Toutes les institutions et tous les organismes sociaux doivent bénéficier de moyens pour fonctionner : formations et embauches dans les Ehpad, hôpitaux à la hauteur des besoins définis notamment par leurs salariéEs.
La Sécu (et aussi l’État et les municipalités) ont considérablement réduit le nombre de centres de santé. Il faut faire exactement le contraire : des centres de santé pluridisciplinaires dans les quartiers, en lien avec l’hôpital public, et prenant en charge la prévention, l’éducation à la santé et le curatif. Leur développement est un moyen de lutter contre les déserts médicaux à condition de former un plus grand nombre de médecins qui, en contre-partie de la gratuité intégrale des études, devraient être affectés dans ces déserts médicaux.
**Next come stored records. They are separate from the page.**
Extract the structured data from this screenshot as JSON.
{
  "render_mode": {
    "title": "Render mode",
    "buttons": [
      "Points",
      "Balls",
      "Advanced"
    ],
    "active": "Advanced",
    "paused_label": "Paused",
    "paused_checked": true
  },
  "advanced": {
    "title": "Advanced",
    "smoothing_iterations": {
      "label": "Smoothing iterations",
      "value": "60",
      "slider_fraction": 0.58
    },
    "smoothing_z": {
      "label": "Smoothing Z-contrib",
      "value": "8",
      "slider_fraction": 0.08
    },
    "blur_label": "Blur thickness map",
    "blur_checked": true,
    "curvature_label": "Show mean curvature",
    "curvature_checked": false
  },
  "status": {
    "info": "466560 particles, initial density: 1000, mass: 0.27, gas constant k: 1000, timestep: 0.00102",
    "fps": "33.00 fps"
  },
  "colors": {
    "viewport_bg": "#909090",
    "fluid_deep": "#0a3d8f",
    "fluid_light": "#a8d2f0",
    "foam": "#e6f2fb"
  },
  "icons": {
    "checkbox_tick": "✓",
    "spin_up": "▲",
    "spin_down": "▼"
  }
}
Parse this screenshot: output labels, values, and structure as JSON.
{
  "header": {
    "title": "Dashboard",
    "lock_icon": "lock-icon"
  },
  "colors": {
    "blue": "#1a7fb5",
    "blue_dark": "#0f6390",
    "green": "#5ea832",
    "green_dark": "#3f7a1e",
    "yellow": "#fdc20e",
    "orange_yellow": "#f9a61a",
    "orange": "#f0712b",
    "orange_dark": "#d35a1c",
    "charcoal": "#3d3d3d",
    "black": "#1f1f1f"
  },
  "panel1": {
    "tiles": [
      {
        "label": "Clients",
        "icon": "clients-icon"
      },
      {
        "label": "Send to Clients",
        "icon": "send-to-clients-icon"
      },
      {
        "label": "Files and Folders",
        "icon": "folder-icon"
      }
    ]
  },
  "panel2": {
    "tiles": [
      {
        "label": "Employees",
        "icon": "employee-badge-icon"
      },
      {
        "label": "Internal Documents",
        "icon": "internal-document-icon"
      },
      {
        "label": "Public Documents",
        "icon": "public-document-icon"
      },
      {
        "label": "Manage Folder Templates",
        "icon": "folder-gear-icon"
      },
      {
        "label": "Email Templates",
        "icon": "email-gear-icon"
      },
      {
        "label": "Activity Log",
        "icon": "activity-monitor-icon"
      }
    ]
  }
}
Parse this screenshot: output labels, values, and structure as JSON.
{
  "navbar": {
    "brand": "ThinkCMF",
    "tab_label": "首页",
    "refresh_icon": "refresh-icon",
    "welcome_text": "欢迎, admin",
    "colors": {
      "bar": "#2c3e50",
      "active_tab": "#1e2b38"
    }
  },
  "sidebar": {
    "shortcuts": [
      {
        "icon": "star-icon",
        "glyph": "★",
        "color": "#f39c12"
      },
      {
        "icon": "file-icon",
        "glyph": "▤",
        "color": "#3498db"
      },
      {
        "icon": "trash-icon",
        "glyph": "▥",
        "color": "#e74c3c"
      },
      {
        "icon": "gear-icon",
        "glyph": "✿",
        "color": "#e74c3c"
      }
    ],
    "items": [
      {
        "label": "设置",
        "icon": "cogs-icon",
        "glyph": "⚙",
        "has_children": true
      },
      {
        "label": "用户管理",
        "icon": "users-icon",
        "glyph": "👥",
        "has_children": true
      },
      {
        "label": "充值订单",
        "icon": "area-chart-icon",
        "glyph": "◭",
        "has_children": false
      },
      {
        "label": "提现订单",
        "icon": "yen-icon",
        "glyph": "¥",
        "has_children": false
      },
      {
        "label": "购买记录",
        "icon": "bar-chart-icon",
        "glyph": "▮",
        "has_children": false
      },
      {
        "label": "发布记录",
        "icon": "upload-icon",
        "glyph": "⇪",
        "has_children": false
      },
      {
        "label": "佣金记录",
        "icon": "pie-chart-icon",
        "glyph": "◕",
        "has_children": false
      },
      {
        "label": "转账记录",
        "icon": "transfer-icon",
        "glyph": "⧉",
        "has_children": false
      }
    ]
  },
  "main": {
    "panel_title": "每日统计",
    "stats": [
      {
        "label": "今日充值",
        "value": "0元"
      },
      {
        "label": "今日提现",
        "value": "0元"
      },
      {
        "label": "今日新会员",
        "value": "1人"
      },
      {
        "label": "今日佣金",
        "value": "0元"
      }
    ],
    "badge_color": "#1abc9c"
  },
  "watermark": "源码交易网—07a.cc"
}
La crise sanitaire actuelle montre aussi que les laboratoires pharmaceutiques qui font d’énormes profits ne devraient plus être aux mains des actionnaires, mais au service de la population : il faut donc les exproprier, et lever les brevets sur les vaccins au lieu d’engraisser les labos.
- 1. Il revient au comité d’alerte, en application de l’article L.114-4-1 du code de la sécurité sociale, de rendre un premier avis à la mi-avril dans lequel « il analyse les anticipations de réalisation de l’objectif national de dépenses d’assurance maladie de l’année précédente en se fondant sur les données statistiques disponibles » et « en déduit les conséquences sur le respect de l’objectif de l’exercice en cours ».